Di Gianvittorio: «Ora non posso dire né sì né no». Di Bonaventura: «Non va realizzata»

NOTARESCO. «Voglio approfondire meglio i documenti, ma credo proprio che la mega discarica sulla Teramo-Mare, nel territorio di Grasciano, non si farà». A dirlo è l’ex sindaco di Notaresco e attuale consigliere comunale di opposizione, Diego Di Bonaventura, in merito al progetto presentato da una ditta di Brescia, la Green Management srl, che prevede la realizzazione di una discarica per una capienza di un milione di metri cubi di rifiuti speciali non pericolosi. «In questi anni abbiamo iniziato a riconvertire quell’area in zona industriale e non è possibile che possa tornare a diventare una discarica», aggiunge Di Bonaventura, «a questo punto credo che la mia candidatura in Regione (in Fratelli d’Italia, ndc) non arrivi a caso, e mi batterò per salvaguardare il territorio di Notaresco e dell’intera provincia di Teramo.

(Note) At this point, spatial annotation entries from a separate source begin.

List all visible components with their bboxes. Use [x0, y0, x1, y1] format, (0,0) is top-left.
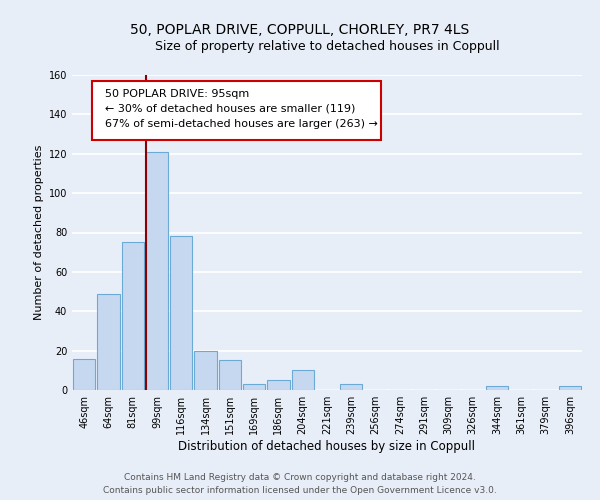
Bar: [218, 360, 241, 390]
Bar: [122, 242, 144, 390]
Bar: [97, 294, 119, 390]
Bar: [170, 236, 193, 390]
Bar: [486, 386, 508, 390]
Text: 50, POPLAR DRIVE, COPPULL, CHORLEY, PR7 4LS: 50, POPLAR DRIVE, COPPULL, CHORLEY, PR7 …: [130, 22, 470, 36]
Text: Contains HM Land Registry data © Crown copyright and database right 2024.
Contai: Contains HM Land Registry data © Crown c…: [103, 474, 497, 495]
Bar: [243, 384, 265, 390]
Y-axis label: Number of detached properties: Number of detached properties: [34, 145, 44, 320]
X-axis label: Distribution of detached houses by size in Coppull: Distribution of detached houses by size …: [179, 440, 476, 453]
FancyBboxPatch shape: [92, 82, 380, 140]
Bar: [73, 358, 95, 390]
Bar: [267, 380, 290, 390]
Bar: [340, 384, 362, 390]
Bar: [292, 370, 314, 390]
Text: 50 POPLAR DRIVE: 95sqm
← 30% of detached houses are smaller (119)
67% of semi-de: 50 POPLAR DRIVE: 95sqm ← 30% of detached…: [105, 89, 378, 129]
Title: Size of property relative to detached houses in Coppull: Size of property relative to detached ho…: [155, 40, 499, 53]
Bar: [146, 152, 168, 390]
Bar: [559, 386, 581, 390]
Bar: [194, 350, 217, 390]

Il nostro comune deve avere altri obiettivi».
Se Di Bonaventura appare decisamente contrario al progetto della discarica, l’attuale sindaco Toni Di Gianvittorio resta sul vago, precisando di non avere ancora nulla tra le mani. «Al momento non posso dire nulla in merito», afferma Di Gianvittorio, «in Regione è stata avviata la procedura di valutazione di impatto ambientale, e sicuramente ora ci sarà la conferenza dei servizi dove noi interverremo. Non conosco bene il progetto, anche se so che tra i rifiuti sono previsti scarti industriali e alimentari. Non spetta a me dire se sono favorevole o contrario al progetto, ma sarà poi il consiglio comunale di Notaresco a decidere se questo progetto sia buono o meno per il territorio». La discarica è prevista nell’area collinare a ridosso dell’impianto di stoccaggio e trattamento del pattume dell’ex Cirsu, il consorzio che raggruppa comuni costieri e del primo entroterra.( l.v.)